Erst die jetzt wieder aufgefundenen Fotos von unserer Reise erinnerten mich daran, dass wir beide unabgesprochen unsere Latzhosen eingepackt hatten. In Wien waren diese gerade die Mode für den alternativen Kreativen, in den USA trugen damals wie heute nur knorrige Farmer des amerikanischen Mittelwestens solche Montur, wodurch wir wohl etwas ulkig aussahen, als wir am Abend unserer Ankunft stolz mit Hosenlatz durch San Franciscos Chinatown paradierten.
Best of Manfred Deix: Wir präsentieren eine Auswahl einiger Deix-Arbeiten für profil.
Manfred gefiel besonders ein Straßenrand-Posaunist im Ganzkörper-Hasenkostüm, der Woody Allen ähnlich sah und ständig "I Left My Heart in San Francisco" spielte. Wir nahmen einen Mietwagen. Merkwürdigerweise fuhr ich mit meinem Beach-Burschen, der schon kalifornischen Sand zwischen den Zehen spüren wollte, zuallererst in den Yosemite Nationalpark, wo es genauso aussieht wie in Tirol.
Manfred hatte während der Fahrt, er saß am Beifahrersitz, lässig den rechten Arm am offenen Wagenfenster geparkt, was diesen am Abend in sattes Dunkelrot tauchte. Wir nächtigten in einem Blockhütten-Motel auf 3500 Meter Seehöhe und sprachen von Wellen und Surfer Girls, aber auch von Bären, die wohl gerade draußen auf uns lauerten. Manfred wimmerte sich wegen seines Sonnenbrands in den Schlaf.
Dann rollten wir hinunter Richtung Pazifik. Manfred freute sich, als wir an den ersten Surf-Shops vorbeikamen. In den Straßen nahe der Beach-Area flanierten sonnenblonde Strandgestalten, die aussahen, als verbrächten sie ihr Leben in Fitnessstudios, in denen sie seit ihrer Geburt ausschließlich mit Health-Food gefüttert wurden. Manfred plante, sie sehr oft zu zeichnen.

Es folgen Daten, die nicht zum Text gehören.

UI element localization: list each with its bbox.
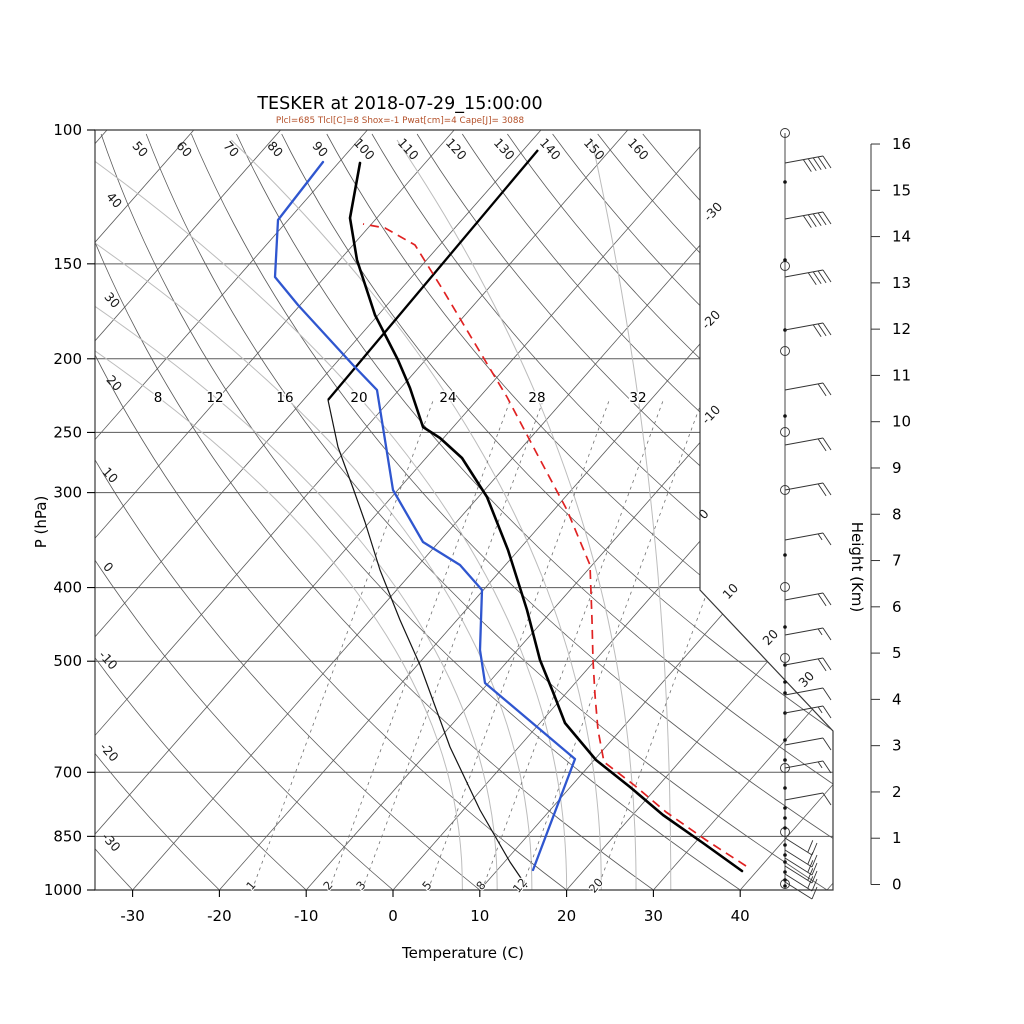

Die Strände in Los Angeles halten den Fantasien der Binnenland-Bewohner nicht stand, Surferfilme werden anderswo gedreht. Das Planschen im Ozean ist nur für Besitzer von Neoprenanzügen ein Spaß: Die Wassertemperatur erreicht selbst im Hochsommer kaum die 20-Grad-Marke. Hingegen fühlen sich Weiße Haie in so erfrischenden, ihren Appetit anregenden Gewässern durchaus wohl.
Manfred war von jenem Teil des Strandes nicht wegzubringen, den die Einheimischen "Muscle Beach" nannten. Dort verwuchsen wollüstig stöhnende, kalifornisch gebräunte Muskelberge mit stählernen Fitnessgeräten. Daneben arbeiteten Blondinen an ihrer Brustmuskulatur oder legten beiläufig ein paar Einheiten Bauch/Beine/Po hin. Manfred mochte auch das Stretching.
Nach einige Tagen überredete ich ihn zu einem Abstecher nach Mexiko: "Wir fliegen nach Acapulco, dann nehmen wir einen Bus. Ich kenne da einen Ort im Süden, dort sind die ganz großen Wellen. Und Palmen."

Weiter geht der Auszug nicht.